そして、各々に持ち場と任務が与えられ直ちにそれを遂行しに向かった。

文頼の持ち場は、秋花家所領付近である。

任務は、それと面している伊庭家領地にある井口城を攻略することであった。それに伴い、文頼はあることを信正へ進言していた。


護側衆(ごそくしゅう)という、精鋭軍隊を結成しとうござる。」


信正はそれに耳を傾け、人手はどうする。と、聞いた。文頼には考えがありそれを信正に伝えると少し顔を緩ませそれを承諾した。


そして、ここに集まっているのは散吉村から募った戦う意志のある名は無き若い者たちと、秋花家や他の大名家、家臣らの中でも若い層の者たちである。

文頼に対して罵詈雑言を浴びせたことのある者もいたが、文頼の寛大な心と救いの手を差し出してもらったことに大きく心を動かされ、ここに参上した。


「少しだけ決行日まで時間がある。故に、これから特訓だ!、」


そして、1つ息をおいて文頼は続けた。


「この策戦が無事遂行出来た暁には、名を授ける。」


それから、決行当日まで文頼含む11 名は鍛錬に励んだ。手が千切れるほどに打ち込み、足が燃えるほどに走り、体から水がなくなるほど汗をかいた。


         〜


ここは、伊庭家の主城、金華城である。


「じゅ、10万だと!!…、」 


牧野軍の勢力が想像を軽く超えて見せてきたために驚きを隠せずにいるのは、伊庭家当主であり中将の伊庭豊親。
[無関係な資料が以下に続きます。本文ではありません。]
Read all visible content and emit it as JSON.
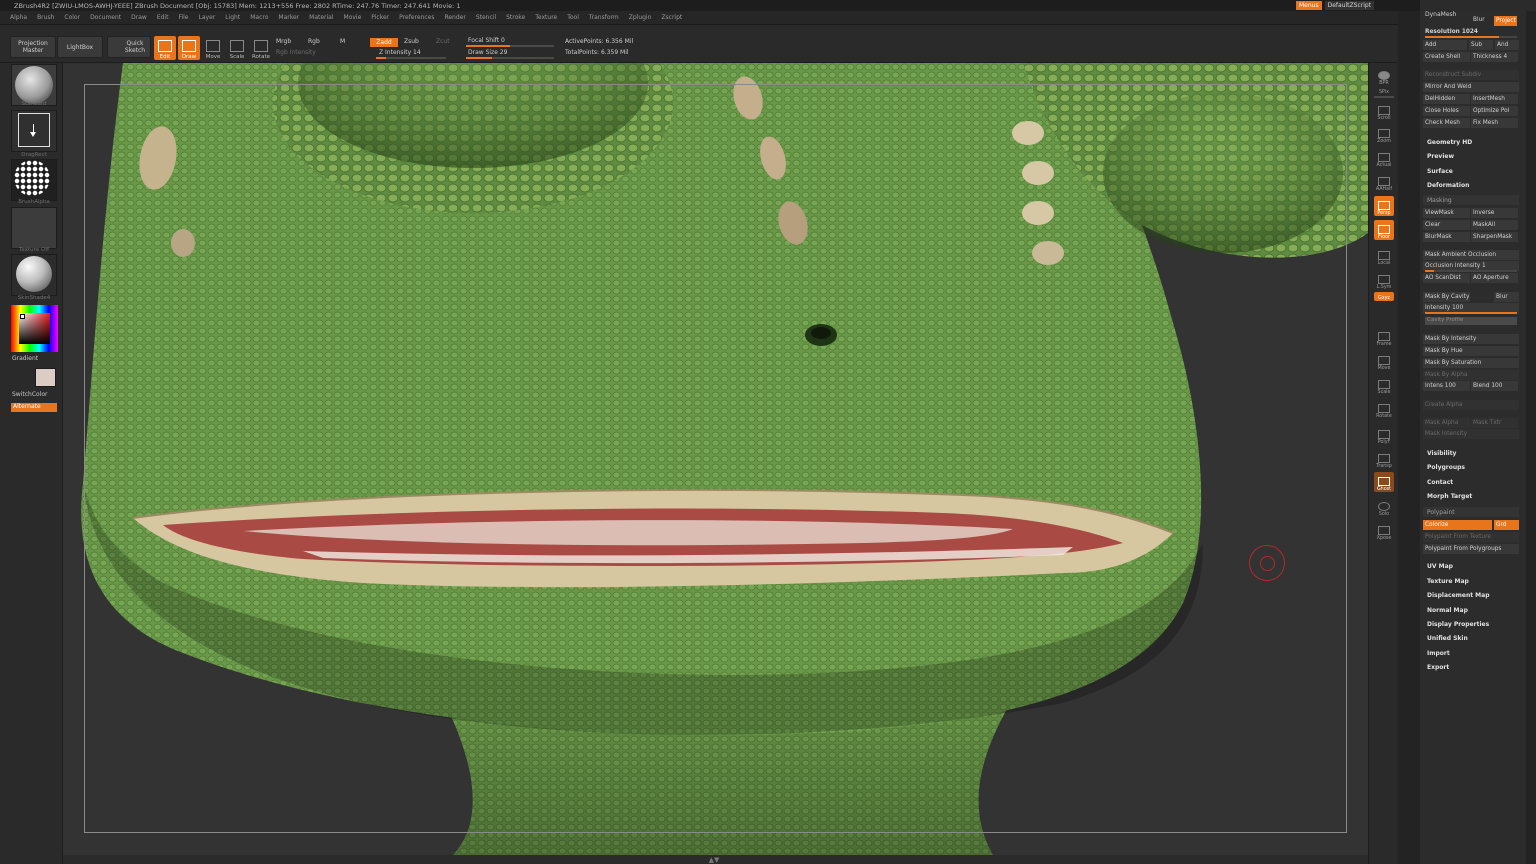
{
  "titlebar": {
    "text": "ZBrush4R2 [ZWIU-LMOS-AWHJ-YEEE]    ZBrush Document    [Obj: 15783] Mem: 1213+556 Free: 2802 RTime: 247.76 Timer: 247.641 Movie: 1",
    "menus_label": "Menus",
    "script_label": "DefaultZScript"
  },
  "menubar": [
    "Alpha",
    "Brush",
    "Color",
    "Document",
    "Draw",
    "Edit",
    "File",
    "Layer",
    "Light",
    "Macro",
    "Marker",
    "Material",
    "Movie",
    "Picker",
    "Preferences",
    "Render",
    "Stencil",
    "Stroke",
    "Texture",
    "Tool",
    "Transform",
    "Zplugin",
    "Zscript"
  ],
  "toolbar": {
    "projection_master": "Projection Master",
    "lightbox": "LightBox",
    "quick_sketch": "Quick Sketch",
    "edit": "Edit",
    "draw": "Draw",
    "move": "Move",
    "scale": "Scale",
    "rotate": "Rotate",
    "mrgb": "Mrgb",
    "rgb": "Rgb",
    "m": "M",
    "rgb_intensity": "Rgb Intensity",
    "zadd": "Zadd",
    "zsub": "Zsub",
    "zcut": "Zcut",
    "z_intensity": "Z Intensity 14",
    "focal_shift": "Focal Shift 0",
    "draw_size": "Draw Size 29",
    "active_points": "ActivePoints: 6.356 Mil",
    "total_points": "TotalPoints: 6.359 Mil"
  },
  "left_shelf": {
    "brush_label": "Standard",
    "stroke_label": "DragRect",
    "alpha_label": "BrushAlpha",
    "texture_label": "Texture Off",
    "material_label": "SkinShade4",
    "gradient_label": "Gradient",
    "switch_color": "SwitchColor",
    "alternate": "Alternate"
  },
  "right_shelf": [
    "BPR",
    "SPix",
    "Scroll",
    "Zoom",
    "Actual",
    "AAHalf",
    "Persp",
    "Floor",
    "Local",
    "L.Sym",
    "Gxyz",
    "Frame",
    "Move",
    "Scale",
    "Rotate",
    "PolyF",
    "Transp",
    "Ghost",
    "Solo",
    "Xpose"
  ],
  "right_panel": {
    "dynamesh": "DynaMesh",
    "blur": "Blur",
    "project": "Project",
    "resolution": "Resolution 1024",
    "add": "Add",
    "sub": "Sub",
    "and": "And",
    "create_shell": "Create Shell",
    "thickness": "Thickness 4",
    "reconstruct_subdiv": "Reconstruct Subdiv",
    "mirror_and_weld": "Mirror And Weld",
    "delhidden": "DelHidden",
    "insertmesh": "InsertMesh",
    "close_holes": "Close Holes",
    "optimize_points": "Optimize Poi",
    "check_mesh": "Check Mesh",
    "fix_mesh": "Fix Mesh",
    "geometry_hd": "Geometry HD",
    "preview": "Preview",
    "surface": "Surface",
    "deformation": "Deformation",
    "masking": "Masking",
    "viewmask": "ViewMask",
    "inverse": "Inverse",
    "clear": "Clear",
    "maskall": "MaskAll",
    "blurmask": "BlurMask",
    "sharpenmask": "SharpenMask",
    "mask_ambient_occlusion": "Mask Ambient Occlusion",
    "occlusion_intensity": "Occlusion Intensity 1",
    "ao_scandist": "AO ScanDist",
    "ao_aperture": "AO Aperture",
    "mask_by_cavity": "Mask By Cavity",
    "cavity_blur": "Blur",
    "intensity_100": "Intensity 100",
    "cavity_profile": "Cavity Profile",
    "mask_by_intensity": "Mask By Intensity",
    "mask_by_hue": "Mask By Hue",
    "mask_by_saturation": "Mask By Saturation",
    "mask_by_alpha": "Mask By Alpha",
    "intens_100": "Intens 100",
    "blend_100": "Blend 100",
    "create_alpha": "Create Alpha",
    "mask_alpha": "Mask Alpha",
    "mask_tex": "Mask Txtr",
    "mask_intensity": "Mask Intensity",
    "visibility": "Visibility",
    "polygroups": "Polygroups",
    "contact": "Contact",
    "morph_target": "Morph Target",
    "polypaint": "Polypaint",
    "colorize": "Colorize",
    "grd": "Grd",
    "polypaint_from_texture": "Polypaint From Texture",
    "polypaint_from_polygroups": "Polypaint From Polygroups",
    "uv_map": "UV Map",
    "texture_map": "Texture Map",
    "displacement_map": "Displacement Map",
    "normal_map": "Normal Map",
    "display_properties": "Display Properties",
    "unified_skin": "Unified Skin",
    "import": "Import",
    "export": "Export"
  },
  "colors": {
    "accent": "#e8741c",
    "panel": "#2c2c2c",
    "canvas_bg": "#333333",
    "skin_green": "#6b9a4a",
    "lip": "#d8caa4",
    "mouth": "#b45a52"
  },
  "sliders": {
    "z_intensity": 0.14,
    "draw_size": 0.29,
    "focal_shift": 0.5,
    "resolution": 0.8,
    "occlusion_intensity": 0.1,
    "intensity_100": 1.0
  }
}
それも豊親だけが思っている訳もなく、家臣らも同じくであり、彼らは驚きを怒りに変えて紛らわせる。


「どう考えてもあり得ないだろ!!!」


「国衆に過ぎない一族なのだぞ!!!」


「何がそんなに人を集めると言うのだ!!!」


広間には怒号が飛び交う。中には伝令までも疑い始める始末だ。

しかし、やはりその中に冷静さを保つ異端な者もいる。


「落ち着け。まだその力が分かっておらぬ。」


この者は、ひと息ついて続ける。


「これがみな農民であるならば、我等の勝ちは決

まるも同然ではないか。」


この者は、伊庭家随一の豪将であり、伊庭家における信頼も絶大で長老を務める。名を、永原宗重(ながはらのむねしげ)。将位は、少将とされる。


「ひとまずは、徹底的に調べる必要があります。城を1つ囮にしてみては如何か。」


「そうだな。、では、宗重その役目を果たしてくれぬか。」


「承知致した。」


そして、宗重が守る城の井口(かどぐち)城は文頼らが任務遂行の対象とする場所であった。